As I no doubt mentioned, we have a LOT of video still to edit from the events we’ve been to over the past few weeks … and we’re getting to these as quickly as we can. Today I decided to put two from the Chicago Flower & Garden Show together into one post, as, frankly, I didn’t have a lot of background info available on the specifics of the projects from either group being interviewed (to throw in a blockquote or two), so felt that they worked better doubled up.
The first of these was an exhibit by a landscape architect firm, Premier Service, which focused on the plight of the Monarch butterfly.
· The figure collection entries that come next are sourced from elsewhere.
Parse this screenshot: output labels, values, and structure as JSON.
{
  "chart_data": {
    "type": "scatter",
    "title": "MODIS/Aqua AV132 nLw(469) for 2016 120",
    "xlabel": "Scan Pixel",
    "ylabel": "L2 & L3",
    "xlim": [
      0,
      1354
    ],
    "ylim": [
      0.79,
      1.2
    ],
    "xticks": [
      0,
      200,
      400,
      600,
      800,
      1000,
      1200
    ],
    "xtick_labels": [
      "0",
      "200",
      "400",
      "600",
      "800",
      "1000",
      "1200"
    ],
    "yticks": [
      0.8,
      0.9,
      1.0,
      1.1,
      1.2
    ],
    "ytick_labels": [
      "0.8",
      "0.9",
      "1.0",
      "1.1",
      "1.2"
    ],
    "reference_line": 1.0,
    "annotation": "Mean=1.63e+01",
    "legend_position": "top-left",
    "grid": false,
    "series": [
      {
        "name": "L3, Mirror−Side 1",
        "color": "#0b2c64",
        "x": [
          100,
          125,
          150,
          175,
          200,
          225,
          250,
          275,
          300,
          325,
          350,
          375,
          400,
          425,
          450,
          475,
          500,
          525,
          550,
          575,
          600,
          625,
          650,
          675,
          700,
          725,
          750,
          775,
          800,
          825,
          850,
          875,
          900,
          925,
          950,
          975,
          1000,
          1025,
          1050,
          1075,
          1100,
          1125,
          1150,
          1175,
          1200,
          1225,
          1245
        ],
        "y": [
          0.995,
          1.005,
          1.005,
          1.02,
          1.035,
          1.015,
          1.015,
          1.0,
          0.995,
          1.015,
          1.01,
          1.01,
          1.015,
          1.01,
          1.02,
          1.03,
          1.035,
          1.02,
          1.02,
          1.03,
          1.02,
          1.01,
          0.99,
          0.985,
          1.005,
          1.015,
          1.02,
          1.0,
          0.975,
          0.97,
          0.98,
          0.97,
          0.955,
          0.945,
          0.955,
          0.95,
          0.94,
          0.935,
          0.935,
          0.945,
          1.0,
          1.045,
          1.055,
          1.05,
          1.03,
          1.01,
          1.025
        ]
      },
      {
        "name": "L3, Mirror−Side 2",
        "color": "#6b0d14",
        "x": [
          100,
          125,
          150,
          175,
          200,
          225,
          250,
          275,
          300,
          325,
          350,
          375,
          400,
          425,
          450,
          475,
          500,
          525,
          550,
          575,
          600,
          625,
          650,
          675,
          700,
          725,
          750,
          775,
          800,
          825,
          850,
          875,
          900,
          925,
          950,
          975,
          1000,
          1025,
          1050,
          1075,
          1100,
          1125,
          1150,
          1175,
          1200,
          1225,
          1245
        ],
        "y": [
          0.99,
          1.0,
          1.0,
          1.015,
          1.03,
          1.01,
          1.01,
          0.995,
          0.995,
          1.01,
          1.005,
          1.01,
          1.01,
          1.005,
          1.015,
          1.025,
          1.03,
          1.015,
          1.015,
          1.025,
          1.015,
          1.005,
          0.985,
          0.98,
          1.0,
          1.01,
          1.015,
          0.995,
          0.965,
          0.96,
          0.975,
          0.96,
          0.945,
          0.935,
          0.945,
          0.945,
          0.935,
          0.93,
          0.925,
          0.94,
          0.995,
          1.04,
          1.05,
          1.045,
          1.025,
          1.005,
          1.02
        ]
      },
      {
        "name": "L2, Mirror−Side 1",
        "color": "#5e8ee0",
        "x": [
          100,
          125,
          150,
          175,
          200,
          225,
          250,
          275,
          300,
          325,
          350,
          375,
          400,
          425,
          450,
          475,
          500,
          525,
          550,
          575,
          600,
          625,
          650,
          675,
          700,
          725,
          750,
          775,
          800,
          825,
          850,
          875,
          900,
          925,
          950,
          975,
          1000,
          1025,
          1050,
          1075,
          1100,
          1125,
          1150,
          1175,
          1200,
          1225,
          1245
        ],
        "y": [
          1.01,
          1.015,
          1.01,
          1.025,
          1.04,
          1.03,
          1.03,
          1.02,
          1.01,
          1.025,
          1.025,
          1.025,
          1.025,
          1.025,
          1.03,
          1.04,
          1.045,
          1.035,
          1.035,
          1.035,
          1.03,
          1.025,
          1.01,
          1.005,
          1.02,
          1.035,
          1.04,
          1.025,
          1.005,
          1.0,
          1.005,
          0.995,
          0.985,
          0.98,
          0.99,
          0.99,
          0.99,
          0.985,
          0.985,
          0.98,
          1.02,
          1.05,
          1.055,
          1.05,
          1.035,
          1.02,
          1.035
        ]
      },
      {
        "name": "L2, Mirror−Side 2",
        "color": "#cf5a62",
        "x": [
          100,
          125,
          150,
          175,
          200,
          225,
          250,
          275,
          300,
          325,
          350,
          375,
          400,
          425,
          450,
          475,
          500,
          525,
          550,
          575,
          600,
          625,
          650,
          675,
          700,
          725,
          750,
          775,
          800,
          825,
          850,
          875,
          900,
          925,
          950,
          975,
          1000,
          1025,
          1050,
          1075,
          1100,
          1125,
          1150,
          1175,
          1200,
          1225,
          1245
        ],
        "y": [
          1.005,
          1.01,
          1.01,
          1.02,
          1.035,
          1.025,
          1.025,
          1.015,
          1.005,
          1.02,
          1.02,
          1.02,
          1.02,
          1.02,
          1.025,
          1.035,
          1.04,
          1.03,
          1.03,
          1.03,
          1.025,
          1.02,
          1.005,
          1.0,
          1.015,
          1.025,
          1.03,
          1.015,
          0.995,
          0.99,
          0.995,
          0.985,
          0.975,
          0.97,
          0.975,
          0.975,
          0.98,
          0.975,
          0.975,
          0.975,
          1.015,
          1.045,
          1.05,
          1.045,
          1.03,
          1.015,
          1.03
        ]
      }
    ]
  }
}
Due to the prevalence of “monoculture” farming, these butterflies are having an increasingly difficult time finding their preferred plants (especially milkweed), and Premier had put together a garden, dubbed “Sanctuary of the Monarch”, which featured a couple of dozen plants – shrubs, annuals, and perennials – that would attract and support Monarch butterflies.
Additionally, they had interactive elements for kids to learn more about both gardening and the world of insects and other critters … and the garden was going to be donated to the El Valor organization after the show, to be part of one of their Early Childhood Education programs.
We spoke with Eric Tharp of Premier about their exhibit, and here’s what he had to say:
Right next to this exhibit was the installation by the Chicago High School for Agricultural Sciences, CHSAS, which we’ve written about in a previous post. They had a fairly ambitious display, featuring a fully equipped and outfitted “Tiny House” that people could walk through, plus a “fairy garden”. The whole presentation was developed by the students, and we spoke to two of them from the school’s Horticultural program (one of five “pathways” they offer), Estefany Perez and Mariah Rosito, who had been involved in the landscaping design for the exhibit.
As they note, the opportunity to do a project like this while in high school is “unique”, and it’s really remarkable that an urban center such as Chicago can boast an agricultural school of CHSAS’ size and scope.